The firm is looking for both private and micro-cap publicly held companies, and evaluates management on a case by case basis. Taking a board seat is not a requirement for the firm and their involvement in the management of the firm varies based on the needs of the company. The firm is interested in both leading as well as co-investing in investment rounds.

Hot Life Science Nation 2: Family Office Makes Direct Investments in Several Areas

12 Dec

A multi-family office based in the Central US is looking to make direct investments in a variety of sectors including healthcare & life sciences.  Investments from this firm in early-stage companies are typically in the form of equity, whereas debt investments in later-stage companies may be considered.  The office’s allocations are highly variable, but are typically at least $3 million.  The firm primarily invests in US-based companies, but Canadian companies may also be considered.

Within the life science sector, the firm has diverse interests, with a primary focus on medical devices and medical service providers (including biotech R&D services and healthcare IT companies). Investments in therapeutic drug development may also be considered. The firm is a generalist investor, and is open to investing in both preclinical and clinical-stage companies and considers opportunities on a case by case basis. While the firm will consider investments in almost any indication, they prefer to invest in large markets, and do not consider investment opportunities in rare diseases.

This family office seeks to invest in solid management teams that have developed a product based on proprietary, patented technology. While the firm does make investments into pre-revenue companies, they require that the company have a clearly defined path to revenue.
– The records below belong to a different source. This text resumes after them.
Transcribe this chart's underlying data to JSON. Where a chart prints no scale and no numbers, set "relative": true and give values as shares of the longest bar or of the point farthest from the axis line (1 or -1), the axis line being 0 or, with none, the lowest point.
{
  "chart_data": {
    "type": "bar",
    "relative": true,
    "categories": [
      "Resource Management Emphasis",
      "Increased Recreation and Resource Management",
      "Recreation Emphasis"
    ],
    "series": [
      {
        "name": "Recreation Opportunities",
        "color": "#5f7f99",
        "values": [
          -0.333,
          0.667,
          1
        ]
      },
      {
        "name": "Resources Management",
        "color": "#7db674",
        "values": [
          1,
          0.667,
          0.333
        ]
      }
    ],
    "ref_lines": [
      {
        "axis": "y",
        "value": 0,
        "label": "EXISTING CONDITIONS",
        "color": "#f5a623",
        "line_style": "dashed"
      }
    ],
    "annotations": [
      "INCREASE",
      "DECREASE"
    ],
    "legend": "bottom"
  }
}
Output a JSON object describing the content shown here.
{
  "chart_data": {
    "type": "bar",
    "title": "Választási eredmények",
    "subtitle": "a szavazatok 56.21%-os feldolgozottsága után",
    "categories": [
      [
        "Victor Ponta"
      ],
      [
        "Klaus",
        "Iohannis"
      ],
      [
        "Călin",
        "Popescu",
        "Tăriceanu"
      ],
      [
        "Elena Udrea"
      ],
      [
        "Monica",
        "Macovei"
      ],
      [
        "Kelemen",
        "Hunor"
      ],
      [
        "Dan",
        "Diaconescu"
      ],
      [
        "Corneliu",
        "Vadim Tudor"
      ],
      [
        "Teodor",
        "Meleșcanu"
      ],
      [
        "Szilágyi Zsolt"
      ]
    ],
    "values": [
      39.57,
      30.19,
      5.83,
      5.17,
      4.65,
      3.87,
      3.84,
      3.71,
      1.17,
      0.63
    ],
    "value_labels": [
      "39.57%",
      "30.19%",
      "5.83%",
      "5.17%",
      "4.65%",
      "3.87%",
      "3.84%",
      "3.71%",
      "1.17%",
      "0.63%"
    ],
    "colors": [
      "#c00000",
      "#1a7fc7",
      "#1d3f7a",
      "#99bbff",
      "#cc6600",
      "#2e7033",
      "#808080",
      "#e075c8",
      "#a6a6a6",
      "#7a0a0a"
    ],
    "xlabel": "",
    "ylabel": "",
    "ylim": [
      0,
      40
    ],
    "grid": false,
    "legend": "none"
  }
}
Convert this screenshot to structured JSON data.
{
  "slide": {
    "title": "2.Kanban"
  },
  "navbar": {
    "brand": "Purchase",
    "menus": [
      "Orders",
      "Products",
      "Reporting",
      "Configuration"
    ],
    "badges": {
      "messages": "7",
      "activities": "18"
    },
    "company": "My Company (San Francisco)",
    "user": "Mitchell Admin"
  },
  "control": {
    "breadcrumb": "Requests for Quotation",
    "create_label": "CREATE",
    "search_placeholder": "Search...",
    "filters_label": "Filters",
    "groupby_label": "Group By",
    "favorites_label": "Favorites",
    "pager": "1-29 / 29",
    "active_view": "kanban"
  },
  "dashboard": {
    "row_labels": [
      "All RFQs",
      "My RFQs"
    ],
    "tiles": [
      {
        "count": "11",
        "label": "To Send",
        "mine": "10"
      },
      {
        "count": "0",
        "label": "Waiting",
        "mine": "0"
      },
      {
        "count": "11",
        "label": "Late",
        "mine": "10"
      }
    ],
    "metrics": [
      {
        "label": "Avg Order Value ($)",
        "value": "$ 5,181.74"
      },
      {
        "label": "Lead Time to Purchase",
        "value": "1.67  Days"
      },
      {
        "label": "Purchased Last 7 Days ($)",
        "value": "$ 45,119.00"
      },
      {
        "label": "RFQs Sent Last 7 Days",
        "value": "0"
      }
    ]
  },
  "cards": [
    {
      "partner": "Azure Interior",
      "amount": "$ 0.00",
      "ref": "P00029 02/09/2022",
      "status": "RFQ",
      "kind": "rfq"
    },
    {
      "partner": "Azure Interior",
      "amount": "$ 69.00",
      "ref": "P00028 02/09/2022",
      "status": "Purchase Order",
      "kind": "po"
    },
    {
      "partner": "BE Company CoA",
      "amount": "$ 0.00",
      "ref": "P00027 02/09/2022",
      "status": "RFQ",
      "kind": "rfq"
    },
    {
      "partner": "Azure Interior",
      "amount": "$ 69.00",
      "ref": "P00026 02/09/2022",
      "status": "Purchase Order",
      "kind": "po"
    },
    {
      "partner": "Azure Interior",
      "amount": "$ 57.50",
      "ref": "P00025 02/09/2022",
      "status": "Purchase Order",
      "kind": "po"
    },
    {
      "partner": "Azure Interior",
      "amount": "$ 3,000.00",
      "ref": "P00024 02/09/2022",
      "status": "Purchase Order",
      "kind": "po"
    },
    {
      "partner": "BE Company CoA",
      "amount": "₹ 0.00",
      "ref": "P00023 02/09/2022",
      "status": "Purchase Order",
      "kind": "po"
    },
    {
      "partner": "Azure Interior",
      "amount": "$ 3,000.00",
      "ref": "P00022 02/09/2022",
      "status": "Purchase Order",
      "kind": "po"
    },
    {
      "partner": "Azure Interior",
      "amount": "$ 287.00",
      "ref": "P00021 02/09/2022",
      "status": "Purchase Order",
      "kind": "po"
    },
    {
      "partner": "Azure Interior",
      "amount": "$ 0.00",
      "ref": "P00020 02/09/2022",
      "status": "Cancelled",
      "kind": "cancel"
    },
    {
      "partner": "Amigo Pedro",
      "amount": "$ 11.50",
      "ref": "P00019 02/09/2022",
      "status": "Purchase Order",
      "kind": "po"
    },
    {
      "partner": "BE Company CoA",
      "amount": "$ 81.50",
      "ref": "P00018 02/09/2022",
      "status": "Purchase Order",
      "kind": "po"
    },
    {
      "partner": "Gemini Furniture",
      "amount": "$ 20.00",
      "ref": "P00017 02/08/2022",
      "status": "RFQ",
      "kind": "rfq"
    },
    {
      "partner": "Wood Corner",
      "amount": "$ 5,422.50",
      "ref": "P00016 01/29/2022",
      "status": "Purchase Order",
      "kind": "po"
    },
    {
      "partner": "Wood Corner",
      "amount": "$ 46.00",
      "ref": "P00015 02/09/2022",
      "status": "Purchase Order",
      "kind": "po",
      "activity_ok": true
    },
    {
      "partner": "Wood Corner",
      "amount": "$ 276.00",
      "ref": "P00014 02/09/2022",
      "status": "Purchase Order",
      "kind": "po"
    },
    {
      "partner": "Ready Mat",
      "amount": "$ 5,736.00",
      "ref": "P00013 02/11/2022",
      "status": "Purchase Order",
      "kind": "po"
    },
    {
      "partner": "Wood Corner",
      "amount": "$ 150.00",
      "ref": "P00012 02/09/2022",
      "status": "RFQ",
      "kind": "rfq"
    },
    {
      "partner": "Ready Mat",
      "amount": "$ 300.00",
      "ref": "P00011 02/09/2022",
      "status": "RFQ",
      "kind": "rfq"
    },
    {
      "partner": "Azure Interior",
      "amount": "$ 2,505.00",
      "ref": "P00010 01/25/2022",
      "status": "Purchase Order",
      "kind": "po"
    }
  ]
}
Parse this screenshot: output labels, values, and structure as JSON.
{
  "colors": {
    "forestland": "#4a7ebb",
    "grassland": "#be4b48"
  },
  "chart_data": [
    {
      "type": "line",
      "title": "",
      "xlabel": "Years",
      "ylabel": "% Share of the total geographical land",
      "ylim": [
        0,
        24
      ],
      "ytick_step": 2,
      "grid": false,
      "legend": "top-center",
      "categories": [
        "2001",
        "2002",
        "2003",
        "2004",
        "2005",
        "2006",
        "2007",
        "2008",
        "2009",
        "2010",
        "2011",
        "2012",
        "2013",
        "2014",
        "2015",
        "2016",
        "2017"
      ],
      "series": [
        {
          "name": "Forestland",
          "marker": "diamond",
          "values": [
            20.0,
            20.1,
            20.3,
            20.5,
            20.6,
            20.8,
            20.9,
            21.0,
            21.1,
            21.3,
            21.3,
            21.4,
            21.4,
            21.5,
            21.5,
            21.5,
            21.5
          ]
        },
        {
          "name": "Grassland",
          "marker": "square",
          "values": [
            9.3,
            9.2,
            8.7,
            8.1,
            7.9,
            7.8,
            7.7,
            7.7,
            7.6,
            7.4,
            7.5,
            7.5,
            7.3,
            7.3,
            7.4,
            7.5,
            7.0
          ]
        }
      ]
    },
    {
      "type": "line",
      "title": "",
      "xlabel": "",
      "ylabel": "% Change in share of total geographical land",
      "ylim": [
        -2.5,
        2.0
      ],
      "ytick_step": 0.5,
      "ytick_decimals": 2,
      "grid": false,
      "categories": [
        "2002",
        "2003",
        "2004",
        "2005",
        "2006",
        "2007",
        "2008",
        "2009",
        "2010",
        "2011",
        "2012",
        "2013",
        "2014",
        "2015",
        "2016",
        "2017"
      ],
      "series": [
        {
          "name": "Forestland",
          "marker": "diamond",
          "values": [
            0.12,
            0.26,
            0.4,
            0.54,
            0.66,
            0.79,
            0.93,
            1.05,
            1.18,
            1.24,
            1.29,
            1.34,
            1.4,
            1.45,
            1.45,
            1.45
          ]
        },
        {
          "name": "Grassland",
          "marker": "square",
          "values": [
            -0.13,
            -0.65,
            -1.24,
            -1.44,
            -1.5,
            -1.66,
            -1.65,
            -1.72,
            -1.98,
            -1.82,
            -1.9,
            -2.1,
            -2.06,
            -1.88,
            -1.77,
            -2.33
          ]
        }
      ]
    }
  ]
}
Hot Life Science Investor Mandate 3: VC Incubator Seeks Wide Range of Early Stage Opportunities

12 Dec

A life-sciences focused venture capital incubator / accelerator based in the Western US is looking to provide capital in the form of equity and convertible notes to seed and venture stage companies in the life science space. The firm can provide capital in the range of a few hundred thousand to $2 million or more by leveraging its groups of angel syndicates. The firm invests in companies across the United States, Europe and Australia with a preference for California based companies. The firm looks to be involved in 3 new companies per year. The VC is currently looking for companies in areas of Medical Technology / Devices, Therapeutics and Companion Diagnostics. In the Medical Device space the firm is open in terms of sector and indication and will consider firms that are in the development phase as well as those that have entered clinical trials. In the therapeutics space the firm is generally open as well however the firm is highly interested in areas of cell and gene therapy and oncology. For therapeutics the firm tends to get involved at the preclinical stage or during phase I of clinical trials. The firm is looking for confident and experienced management teams. Given the early stage investment style that the firm has, they often work with management teams that are incomplete and have primarily academic backgrounds. Part of the value that the firm looks to add is helping firms fill in the gaps in their current management.